I have toyed with trying to do some fancy cache expiry work with memcached but couldn't get it to play ball correctly with my dynamically generated queries. Although everything would cache correctly I was having trouble expiring the cache when the query changes and keeping the data relevent. I am however extremely inexperienced with memcached. My first few attempts have led me to believe that memcached isn't the right tool for this job (due to the highly dynamic nature of the queries. Although this app could ultimately see very high concurrent usage.
So... My question really is, are there any caching mechanisms/layers that I can add to this sort of application that would reduce hits on the server? Bearing in mind the dynamic queries.
Or... If memcached is the best tool for the job, and I am missing a piece of the puzzle with my early attempts, can you provide some information or guidance on using memcached with an application of this sort?
Huge thanks to all who respond.
EDIT: I should mention that the database is MySQL. The siite itself is running on Apache with an nginx proxy. But this question is related purely to speeding up and reducing the database hits, of which there are many.
I should also add that the quoted 250-350ms roundtrip time is fully remote. As in from a remote computer accessing the website. The time includes DNS lookup, Data retrieval etc.
If I understand your question correctly, you're essentially asking for a way to reduce the number of queries against the database eventhough there will be very few exactly the same queries.
You essentially have three choices:
- Live with having a large amount of queries against your database, optimise the database with appropriate indexes and normalise the data as far as you can. Make sure to avoid normal performance pitfalls in your query building (lots of ORs in ON-clauses or WHERE-clauses for instance). Provide views for mashup queries, etc.

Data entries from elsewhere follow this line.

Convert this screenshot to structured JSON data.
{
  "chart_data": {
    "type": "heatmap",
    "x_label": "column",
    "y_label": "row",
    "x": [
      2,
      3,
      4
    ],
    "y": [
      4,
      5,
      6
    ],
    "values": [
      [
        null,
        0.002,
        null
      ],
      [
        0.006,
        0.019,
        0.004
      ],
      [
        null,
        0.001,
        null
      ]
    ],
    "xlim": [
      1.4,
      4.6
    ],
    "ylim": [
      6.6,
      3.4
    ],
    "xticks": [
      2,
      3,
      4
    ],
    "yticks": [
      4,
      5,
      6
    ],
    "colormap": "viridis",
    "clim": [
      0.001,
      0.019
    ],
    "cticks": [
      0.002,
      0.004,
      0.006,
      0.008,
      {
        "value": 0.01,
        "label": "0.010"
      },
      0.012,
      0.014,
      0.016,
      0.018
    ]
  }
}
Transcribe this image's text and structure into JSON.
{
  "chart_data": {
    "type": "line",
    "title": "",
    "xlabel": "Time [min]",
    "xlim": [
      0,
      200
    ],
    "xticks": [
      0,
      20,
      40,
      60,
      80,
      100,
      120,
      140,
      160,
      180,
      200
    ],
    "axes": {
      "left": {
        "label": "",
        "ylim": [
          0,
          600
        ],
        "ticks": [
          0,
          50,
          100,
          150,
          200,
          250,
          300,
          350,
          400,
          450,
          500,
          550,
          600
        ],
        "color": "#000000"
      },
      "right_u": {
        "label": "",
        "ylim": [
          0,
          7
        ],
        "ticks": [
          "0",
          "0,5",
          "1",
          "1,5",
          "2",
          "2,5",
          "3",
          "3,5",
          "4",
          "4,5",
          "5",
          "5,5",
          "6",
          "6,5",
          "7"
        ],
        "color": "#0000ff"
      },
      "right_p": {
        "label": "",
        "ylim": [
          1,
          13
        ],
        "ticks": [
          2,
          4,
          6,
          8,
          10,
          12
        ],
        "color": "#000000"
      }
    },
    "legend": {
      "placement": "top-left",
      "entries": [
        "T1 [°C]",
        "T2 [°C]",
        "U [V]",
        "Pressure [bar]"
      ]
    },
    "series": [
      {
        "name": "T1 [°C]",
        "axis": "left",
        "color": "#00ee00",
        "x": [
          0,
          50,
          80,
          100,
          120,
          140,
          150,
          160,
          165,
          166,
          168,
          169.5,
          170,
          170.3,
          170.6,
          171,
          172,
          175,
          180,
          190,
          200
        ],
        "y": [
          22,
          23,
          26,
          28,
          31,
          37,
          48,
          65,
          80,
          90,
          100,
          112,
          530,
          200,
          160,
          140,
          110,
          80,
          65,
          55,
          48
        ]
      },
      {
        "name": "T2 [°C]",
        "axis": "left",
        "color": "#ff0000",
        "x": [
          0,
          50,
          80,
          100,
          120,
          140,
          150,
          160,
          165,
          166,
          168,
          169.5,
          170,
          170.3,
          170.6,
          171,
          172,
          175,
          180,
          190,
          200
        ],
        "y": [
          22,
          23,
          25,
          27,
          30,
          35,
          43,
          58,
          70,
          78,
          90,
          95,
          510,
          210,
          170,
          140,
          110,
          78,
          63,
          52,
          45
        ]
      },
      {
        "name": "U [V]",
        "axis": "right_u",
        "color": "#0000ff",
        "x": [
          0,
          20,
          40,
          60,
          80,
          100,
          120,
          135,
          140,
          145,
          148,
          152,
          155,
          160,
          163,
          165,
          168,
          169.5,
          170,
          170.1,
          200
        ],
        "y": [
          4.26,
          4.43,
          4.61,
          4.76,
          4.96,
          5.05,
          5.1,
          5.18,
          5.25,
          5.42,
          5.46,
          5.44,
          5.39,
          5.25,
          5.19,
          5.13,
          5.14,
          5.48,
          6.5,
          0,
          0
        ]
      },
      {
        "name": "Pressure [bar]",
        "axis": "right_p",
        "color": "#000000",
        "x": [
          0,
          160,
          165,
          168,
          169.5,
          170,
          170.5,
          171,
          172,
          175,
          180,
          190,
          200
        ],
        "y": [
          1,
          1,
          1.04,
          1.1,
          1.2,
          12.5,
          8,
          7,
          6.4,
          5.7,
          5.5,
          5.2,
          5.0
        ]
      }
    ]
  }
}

- Cache the generic queries in memcached or similar, that is, without some or all filters. And apply the filters in the application layer.
- Implement a search index server, like SOLR.
I would recommend you do the first though. A roundtrip time of 250~300 ms sounds a bit high even for complex queries and it sounds like you have a lot to gain by just improving what you already have at this stage. For much higher workloads, I'd suggest solution number 3, it will help you achieve what you are trying to do while being a champ at handling lots of different queries.